Today was "one of those days." The store was dead quiet which should have meant a lot of work would've gotten done except for the fact that I fired up the Volvo to go fill the tank this morning and get some sandpaper in town and I got a bunch of bogus error messages lining up in my dash LCD. There was much swearing while I then sorted out what the heck was going on and gave my ABS module a lobotomy over the next many hours...

At any rate the day perked up when the postman arrived with a couple "blank" Telecaster-style control plates which let me finally put a cover on the exposed control cavity of this project I've had done for a few days now... and now I can eat a bowl of fresh homemade ice cream and vent a little shade tree mechanic frustration for a bit with this thing turned up!

Update: If something like this (or this particular instrument) interests you... shoot me an email and I can talk your ear off about pricing a build like this out on the very budget side or the quite fancy side.

c.1955 Magnatone Pearloid-Wrapped Lap Steel Guitar

While Magnatones can't be dated by their excellently-marked serial numbers (backplate on headstock) this particular steel can be dated by the original Kluson tuners that were removed (they were near shot). Said tuners put it from 1953-1956 and that was a nice bit of relief for me because I'd guessed about 55 just from the looks of the hardware.

I'm going to admit now that I don't play in C6 tuning (what the lappy is tuned to in the soundclip) but I wanted to tune it up there so this could be heard in a "natural" lap steel voice (I tend to play in open G, D, or E as I lack the skills and patience to get into proper steel tunings). Still... I think you can hear that glorious old 40s/50s lap tone in there. This thing chimes old country/Western swing right off the bat. It practically sings out "There Stands the Glass" in its sleep.

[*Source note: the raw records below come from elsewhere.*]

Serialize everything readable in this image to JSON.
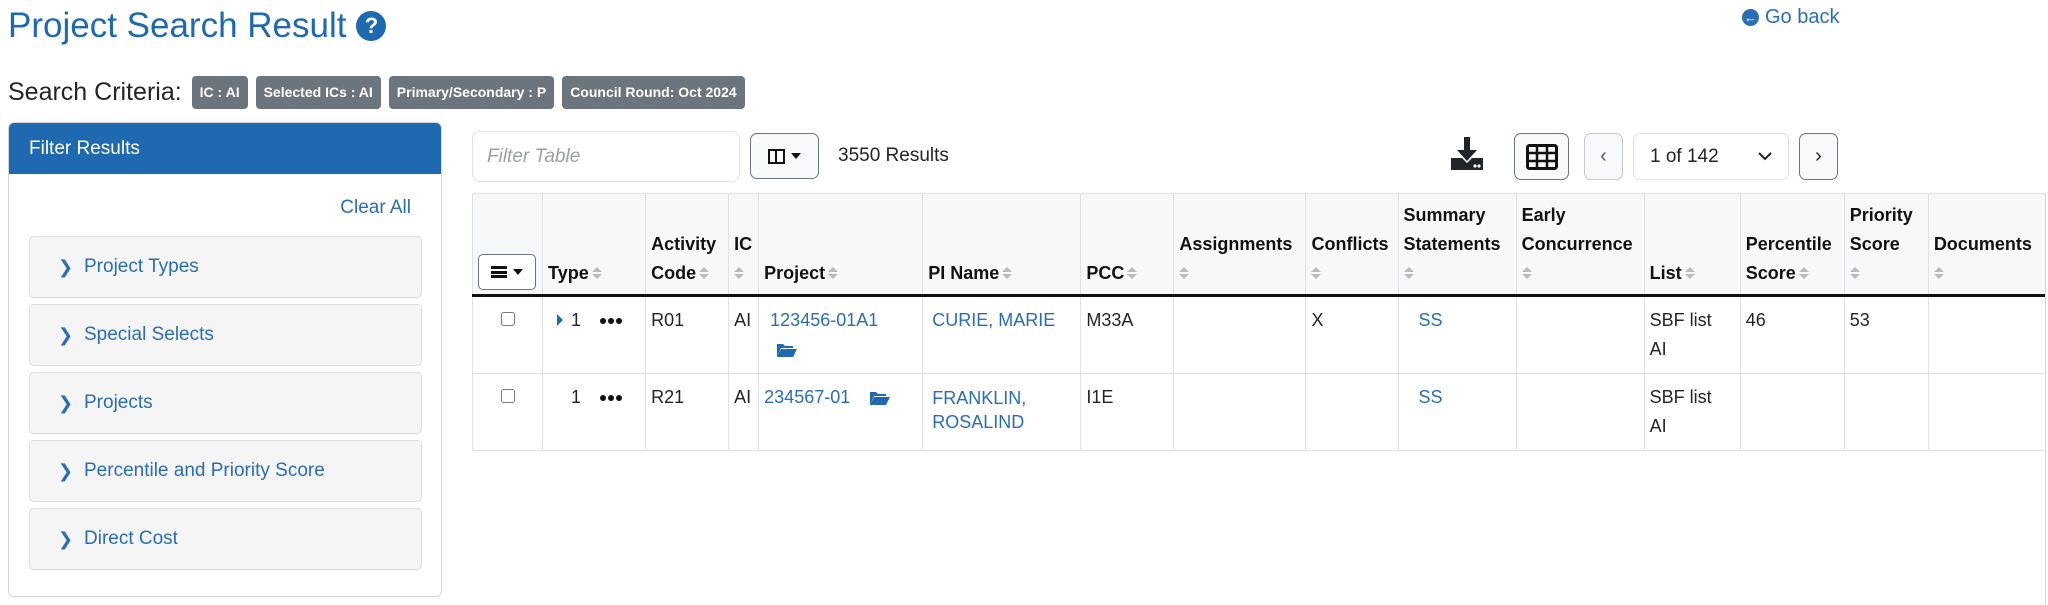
{
  "page": {
    "title": "Project Search Result",
    "go_back": "Go back"
  },
  "criteria": {
    "label": "Search Criteria:",
    "badges": [
      "IC : AI",
      "Selected ICs : AI",
      "Primary/Secondary : P",
      "Council Round: Oct 2024"
    ]
  },
  "sidebar": {
    "header": "Filter Results",
    "clear_all": "Clear All",
    "items": [
      {
        "label": "Project Types"
      },
      {
        "label": "Special Selects"
      },
      {
        "label": "Projects"
      },
      {
        "label": "Percentile and Priority Score"
      },
      {
        "label": "Direct Cost"
      }
    ]
  },
  "toolbar": {
    "filter_placeholder": "Filter Table",
    "filter_value": "",
    "results": "3550 Results",
    "page_select": "1 of 142",
    "prev": "‹",
    "next": "›"
  },
  "table": {
    "headers": [
      {
        "key": "select",
        "lines": []
      },
      {
        "key": "type",
        "lines": [
          "Type"
        ]
      },
      {
        "key": "activity_code",
        "lines": [
          "Activity",
          "Code"
        ]
      },
      {
        "key": "ic",
        "lines": [
          "IC"
        ]
      },
      {
        "key": "project",
        "lines": [
          "Project"
        ]
      },
      {
        "key": "pi_name",
        "lines": [
          "PI Name"
        ]
      },
      {
        "key": "pcc",
        "lines": [
          "PCC"
        ]
      },
      {
        "key": "assignments",
        "lines": [
          "Assignments"
        ]
      },
      {
        "key": "conflicts",
        "lines": [
          "Conflicts"
        ]
      },
      {
        "key": "summary_statements",
        "lines": [
          "Summary",
          "Statements"
        ]
      },
      {
        "key": "early_concurrence",
        "lines": [
          "Early",
          "Concurrence"
        ]
      },
      {
        "key": "list",
        "lines": [
          "List"
        ]
      },
      {
        "key": "percentile_score",
        "lines": [
          "Percentile",
          "Score"
        ]
      },
      {
        "key": "priority_score",
        "lines": [
          "Priority",
          "Score"
        ]
      },
      {
        "key": "documents",
        "lines": [
          "Documents"
        ]
      }
    ],
    "rows": [
      {
        "checked": false,
        "expandable": true,
        "type": "1",
        "activity_code": "R01",
        "ic": "AI",
        "project": "123456-01A1",
        "pi_name_1": "CURIE, MARIE",
        "pi_name_2": "",
        "pcc": "M33A",
        "assignments": "",
        "conflicts": "X",
        "summary_statements": "SS",
        "early_concurrence": "",
        "list_1": "SBF list",
        "list_2": "AI",
        "percentile_score": "46",
        "priority_score": "53",
        "documents": ""
      },
      {
        "checked": false,
        "expandable": false,
        "type": "1",
        "activity_code": "R21",
        "ic": "AI",
        "project": "234567-01",
        "pi_name_1": "FRANKLIN,",
        "pi_name_2": "ROSALIND",
        "pcc": "I1E",
        "assignments": "",
        "conflicts": "",
        "summary_statements": "SS",
        "early_concurrence": "",
        "list_1": "SBF list",
        "list_2": "AI",
        "percentile_score": "",
        "priority_score": "",
        "documents": ""
      }
    ]
  },
  "colors": {
    "brand_blue": "#1f69b0",
    "link_blue": "#2a6db5",
    "badge_gray": "#6c757d"
  }
}
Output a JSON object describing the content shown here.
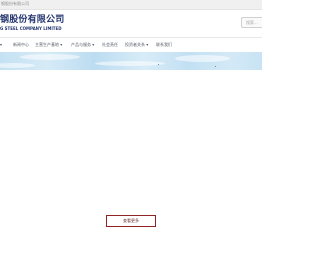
{
  "top_bar": {
    "text": "钢股份有限公司"
  },
  "header": {
    "logo_cn": "钢股份有限公司",
    "logo_en": "G STEEL COMPANY LIMITED",
    "search_placeholder": "搜索..."
  },
  "nav": {
    "items": [
      {
        "label": "▾"
      },
      {
        "label": "新闻中心"
      },
      {
        "label": "主营生产基地 ▾"
      },
      {
        "label": "产品与服务 ▾"
      },
      {
        "label": "社会责任"
      },
      {
        "label": "投资者关系 ▾"
      },
      {
        "label": "联系我们"
      }
    ]
  },
  "content": {
    "more_button_label": "查看更多"
  },
  "colors": {
    "brand": "#23356f",
    "button_border": "#8f2323",
    "banner_sky": "#c4e1f3"
  }
}
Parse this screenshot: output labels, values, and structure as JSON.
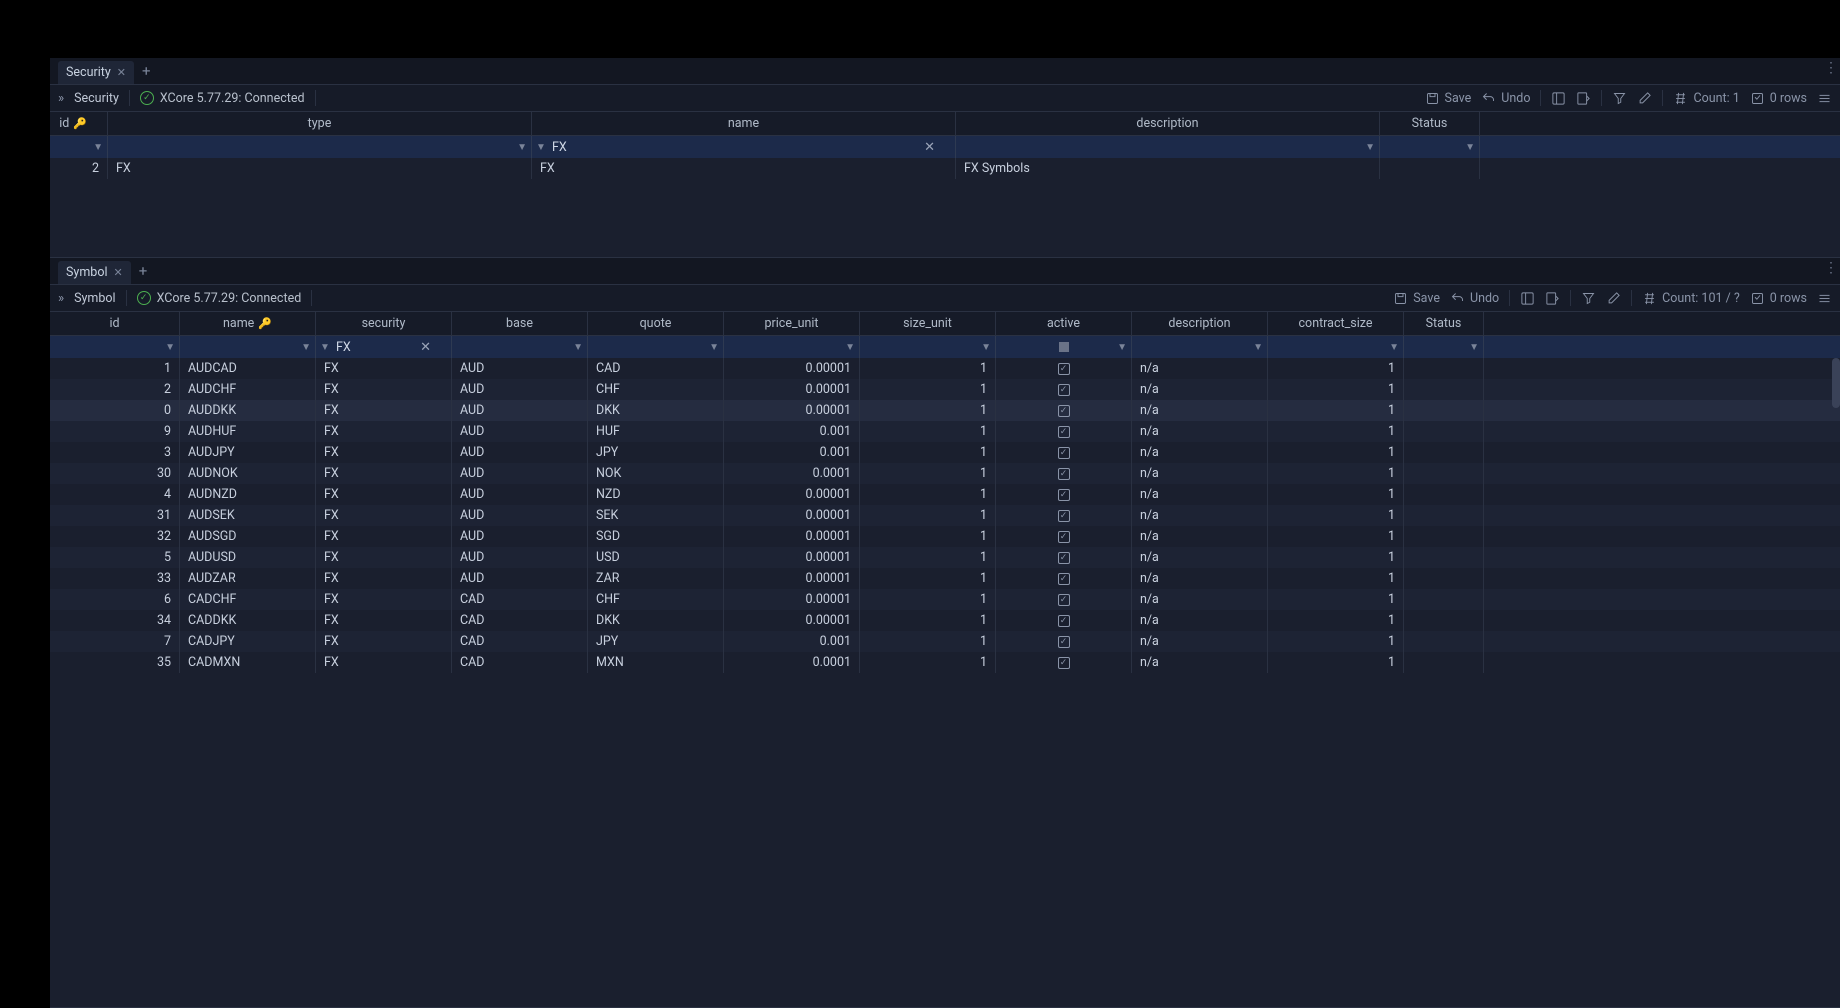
{
  "top": {
    "tab": "Security",
    "breadcrumb": "Security",
    "connection": "XCore 5.77.29: Connected",
    "toolbar": {
      "save": "Save",
      "undo": "Undo",
      "count": "Count: 1",
      "rows": "0 rows"
    },
    "columns": [
      "id",
      "type",
      "name",
      "description",
      "Status"
    ],
    "filter": {
      "name": "FX"
    },
    "rows": [
      {
        "id": "2",
        "type": "FX",
        "name": "FX",
        "description": "FX Symbols"
      }
    ]
  },
  "bottom": {
    "tab": "Symbol",
    "breadcrumb": "Symbol",
    "connection": "XCore 5.77.29: Connected",
    "toolbar": {
      "save": "Save",
      "undo": "Undo",
      "count": "Count: 101 / ?",
      "rows": "0 rows"
    },
    "columns": [
      "id",
      "name",
      "security",
      "base",
      "quote",
      "price_unit",
      "size_unit",
      "active",
      "description",
      "contract_size",
      "Status"
    ],
    "filter": {
      "security": "FX"
    },
    "rows": [
      {
        "id": "1",
        "name": "AUDCAD",
        "security": "FX",
        "base": "AUD",
        "quote": "CAD",
        "price_unit": "0.00001",
        "size_unit": "1",
        "active": true,
        "description": "n/a",
        "contract_size": "1"
      },
      {
        "id": "2",
        "name": "AUDCHF",
        "security": "FX",
        "base": "AUD",
        "quote": "CHF",
        "price_unit": "0.00001",
        "size_unit": "1",
        "active": true,
        "description": "n/a",
        "contract_size": "1"
      },
      {
        "id": "0",
        "name": "AUDDKK",
        "security": "FX",
        "base": "AUD",
        "quote": "DKK",
        "price_unit": "0.00001",
        "size_unit": "1",
        "active": true,
        "description": "n/a",
        "contract_size": "1",
        "hl": true
      },
      {
        "id": "9",
        "name": "AUDHUF",
        "security": "FX",
        "base": "AUD",
        "quote": "HUF",
        "price_unit": "0.001",
        "size_unit": "1",
        "active": true,
        "description": "n/a",
        "contract_size": "1"
      },
      {
        "id": "3",
        "name": "AUDJPY",
        "security": "FX",
        "base": "AUD",
        "quote": "JPY",
        "price_unit": "0.001",
        "size_unit": "1",
        "active": true,
        "description": "n/a",
        "contract_size": "1"
      },
      {
        "id": "30",
        "name": "AUDNOK",
        "security": "FX",
        "base": "AUD",
        "quote": "NOK",
        "price_unit": "0.0001",
        "size_unit": "1",
        "active": true,
        "description": "n/a",
        "contract_size": "1"
      },
      {
        "id": "4",
        "name": "AUDNZD",
        "security": "FX",
        "base": "AUD",
        "quote": "NZD",
        "price_unit": "0.00001",
        "size_unit": "1",
        "active": true,
        "description": "n/a",
        "contract_size": "1"
      },
      {
        "id": "31",
        "name": "AUDSEK",
        "security": "FX",
        "base": "AUD",
        "quote": "SEK",
        "price_unit": "0.00001",
        "size_unit": "1",
        "active": true,
        "description": "n/a",
        "contract_size": "1"
      },
      {
        "id": "32",
        "name": "AUDSGD",
        "security": "FX",
        "base": "AUD",
        "quote": "SGD",
        "price_unit": "0.00001",
        "size_unit": "1",
        "active": true,
        "description": "n/a",
        "contract_size": "1"
      },
      {
        "id": "5",
        "name": "AUDUSD",
        "security": "FX",
        "base": "AUD",
        "quote": "USD",
        "price_unit": "0.00001",
        "size_unit": "1",
        "active": true,
        "description": "n/a",
        "contract_size": "1"
      },
      {
        "id": "33",
        "name": "AUDZAR",
        "security": "FX",
        "base": "AUD",
        "quote": "ZAR",
        "price_unit": "0.00001",
        "size_unit": "1",
        "active": true,
        "description": "n/a",
        "contract_size": "1"
      },
      {
        "id": "6",
        "name": "CADCHF",
        "security": "FX",
        "base": "CAD",
        "quote": "CHF",
        "price_unit": "0.00001",
        "size_unit": "1",
        "active": true,
        "description": "n/a",
        "contract_size": "1"
      },
      {
        "id": "34",
        "name": "CADDKK",
        "security": "FX",
        "base": "CAD",
        "quote": "DKK",
        "price_unit": "0.00001",
        "size_unit": "1",
        "active": true,
        "description": "n/a",
        "contract_size": "1"
      },
      {
        "id": "7",
        "name": "CADJPY",
        "security": "FX",
        "base": "CAD",
        "quote": "JPY",
        "price_unit": "0.001",
        "size_unit": "1",
        "active": true,
        "description": "n/a",
        "contract_size": "1"
      },
      {
        "id": "35",
        "name": "CADMXN",
        "security": "FX",
        "base": "CAD",
        "quote": "MXN",
        "price_unit": "0.0001",
        "size_unit": "1",
        "active": true,
        "description": "n/a",
        "contract_size": "1"
      }
    ]
  }
}
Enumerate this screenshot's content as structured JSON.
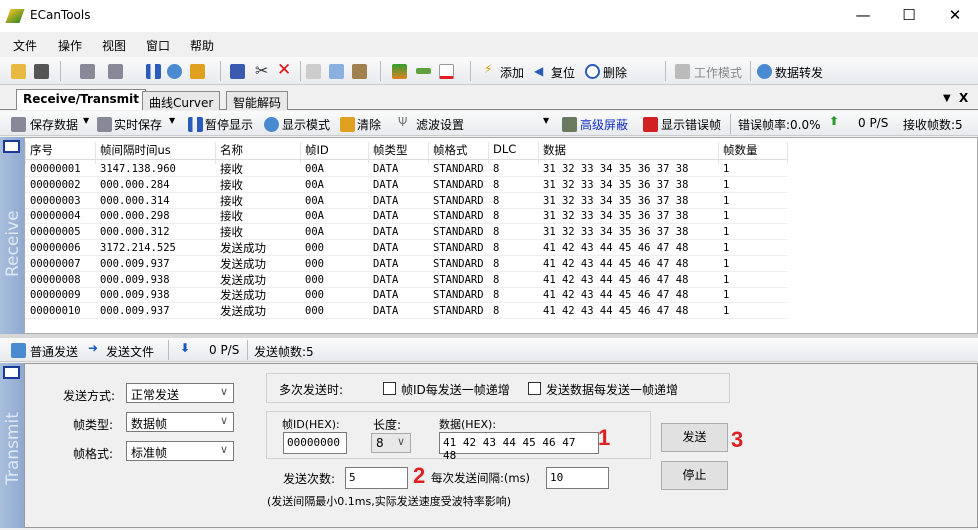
{
  "window": {
    "title": "ECanTools",
    "minimize": "—",
    "maximize": "☐",
    "close": "✕"
  },
  "menu": [
    "文件",
    "操作",
    "视图",
    "窗口",
    "帮助"
  ],
  "toolbar": {
    "add": "添加",
    "reset": "复位",
    "delete": "删除",
    "work_mode": "工作模式",
    "data_forward": "数据转发"
  },
  "tabs": [
    {
      "label": "Receive/Transmit"
    },
    {
      "label": "曲线Curver"
    },
    {
      "label": "智能解码"
    }
  ],
  "tab_controls": {
    "dropdown": "▼",
    "close": "X"
  },
  "recv_toolbar": {
    "save_data": "保存数据",
    "realtime_save": "实时保存",
    "pause": "暂停显示",
    "display_mode": "显示模式",
    "clear": "清除",
    "filter": "滤波设置",
    "advanced_mask": "高级屏蔽",
    "show_error": "显示错误帧",
    "error_rate": "错误帧率:0.0%",
    "rate": "0 P/S",
    "recv_count": "接收帧数:5"
  },
  "receive": {
    "side_label": "Receive",
    "columns": [
      "序号",
      "帧间隔时间us",
      "名称",
      "帧ID",
      "帧类型",
      "帧格式",
      "DLC",
      "数据",
      "帧数量"
    ],
    "rows": [
      [
        "00000001",
        "3147.138.960",
        "接收",
        "00A",
        "DATA",
        "STANDARD",
        "8",
        "31 32 33 34 35 36 37 38",
        "1"
      ],
      [
        "00000002",
        "000.000.284",
        "接收",
        "00A",
        "DATA",
        "STANDARD",
        "8",
        "31 32 33 34 35 36 37 38",
        "1"
      ],
      [
        "00000003",
        "000.000.314",
        "接收",
        "00A",
        "DATA",
        "STANDARD",
        "8",
        "31 32 33 34 35 36 37 38",
        "1"
      ],
      [
        "00000004",
        "000.000.298",
        "接收",
        "00A",
        "DATA",
        "STANDARD",
        "8",
        "31 32 33 34 35 36 37 38",
        "1"
      ],
      [
        "00000005",
        "000.000.312",
        "接收",
        "00A",
        "DATA",
        "STANDARD",
        "8",
        "31 32 33 34 35 36 37 38",
        "1"
      ],
      [
        "00000006",
        "3172.214.525",
        "发送成功",
        "000",
        "DATA",
        "STANDARD",
        "8",
        "41 42 43 44 45 46 47 48",
        "1"
      ],
      [
        "00000007",
        "000.009.937",
        "发送成功",
        "000",
        "DATA",
        "STANDARD",
        "8",
        "41 42 43 44 45 46 47 48",
        "1"
      ],
      [
        "00000008",
        "000.009.938",
        "发送成功",
        "000",
        "DATA",
        "STANDARD",
        "8",
        "41 42 43 44 45 46 47 48",
        "1"
      ],
      [
        "00000009",
        "000.009.938",
        "发送成功",
        "000",
        "DATA",
        "STANDARD",
        "8",
        "41 42 43 44 45 46 47 48",
        "1"
      ],
      [
        "00000010",
        "000.009.937",
        "发送成功",
        "000",
        "DATA",
        "STANDARD",
        "8",
        "41 42 43 44 45 46 47 48",
        "1"
      ]
    ]
  },
  "send_toolbar": {
    "normal_send": "普通发送",
    "send_file": "发送文件",
    "rate": "0 P/S",
    "send_count": "发送帧数:5"
  },
  "transmit": {
    "side_label": "Transmit",
    "send_mode_label": "发送方式:",
    "send_mode": "正常发送",
    "frame_type_label": "帧类型:",
    "frame_type": "数据帧",
    "frame_format_label": "帧格式:",
    "frame_format": "标准帧",
    "multi_label": "多次发送时:",
    "inc_id": "帧ID每发送一帧递增",
    "inc_data": "发送数据每发送一帧递增",
    "frame_id_label": "帧ID(HEX):",
    "frame_id": "00000000",
    "length_label": "长度:",
    "length": "8",
    "data_label": "数据(HEX):",
    "data": "41 42 43 44 45 46 47 48",
    "count_label": "发送次数:",
    "count": "5",
    "interval_label": "每次发送间隔:(ms)",
    "interval": "10",
    "note": "(发送间隔最小0.1ms,实际发送速度受波特率影响)",
    "send_button": "发送",
    "stop_button": "停止",
    "annotations": [
      "1",
      "2",
      "3"
    ]
  }
}
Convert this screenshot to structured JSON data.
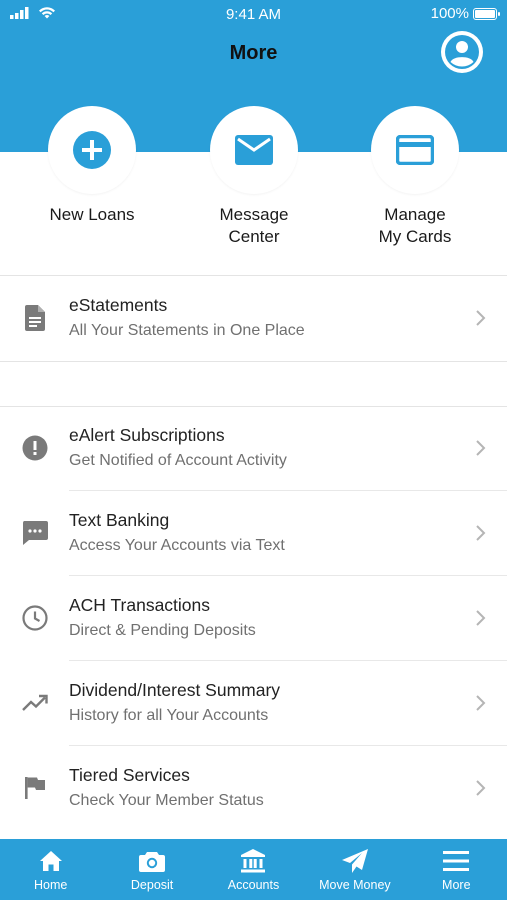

Ephemera: Hawaiian Lap Sweethearts (c.1925)

Fuzzy, indistinct... but who can blame a couple for sitting by a stream, laying a Hawaiian guitar across their laps, and singing under the dangling leaves? Funny way to hold it, though!

Just a note: we lost the net over here for about a day so I'm playing catchup again -- I will return your emails, get your tracker numbers, let you know what's coming up, etc. as soon as possible.


c.2000 Breedlove Columbia Carved-top Mandolin

This is a friend's near-mint Breedlove Columbia model Kay-ish looking two-point, round-hole mandolin. It's a high end carved-top Breedlove and was made around 1995-2000 when the operation was still smaller and in Tumalo, Oregon. Apparently Kim Breedlove's hand was in this instrument (so says the original owner... this is now on its second owner).

All that said it's a fantastic piece of gear. My friend is selling through me simply because he doesn't want to trash it up playing rock-y gigs every other night. He's terrified of making his "Rick spot" on the top of it (as it has no pickguard). I can attest to its staying power: when he first acquired this we jammed for a few hours handing it back and forth during an impromptu acoustic show and it sure held its own over a double bass, two guitars, and another mandolin. It's got kick but it also has that sweet round-hole clarity and sustain, too.

c.1930 Harmony Size 5 Tenor Guitar

Watch it, tenor guitar fans! This is a cutie. I worked on this for a customer back in 2011 (neck reset, fret work, blah blah) and just got it back in trade for work done on more recent finds. Since it's been back I've clamped up one loose seam, given it a fresh fret level/dress, installed some guitar-style tuners at the headstock, added additional bridge plate material, and installed a new fret saddle.

If you're in the market for a full-sounding 12-fret tenor guitar that's only a bit larger than a baritone uke: here she is. I currently have it strung "Chicago" DGBE and it sounds tops. Just like other period Harmony guitar-family instruments, the sound is loud, full, slightly bright, but with a sweet warmth. It begs to be fingerpicked. Also just like other period Harmony guitar-family instruments... even after a neck set the bridge needed to be taken down somewhat in its front area to account for the fact that over time these instruments "belly" a bit directly upward. It's done bellying, however, as the action has remained perfectly at 1/16" at the 12th fret since my original work in 2011.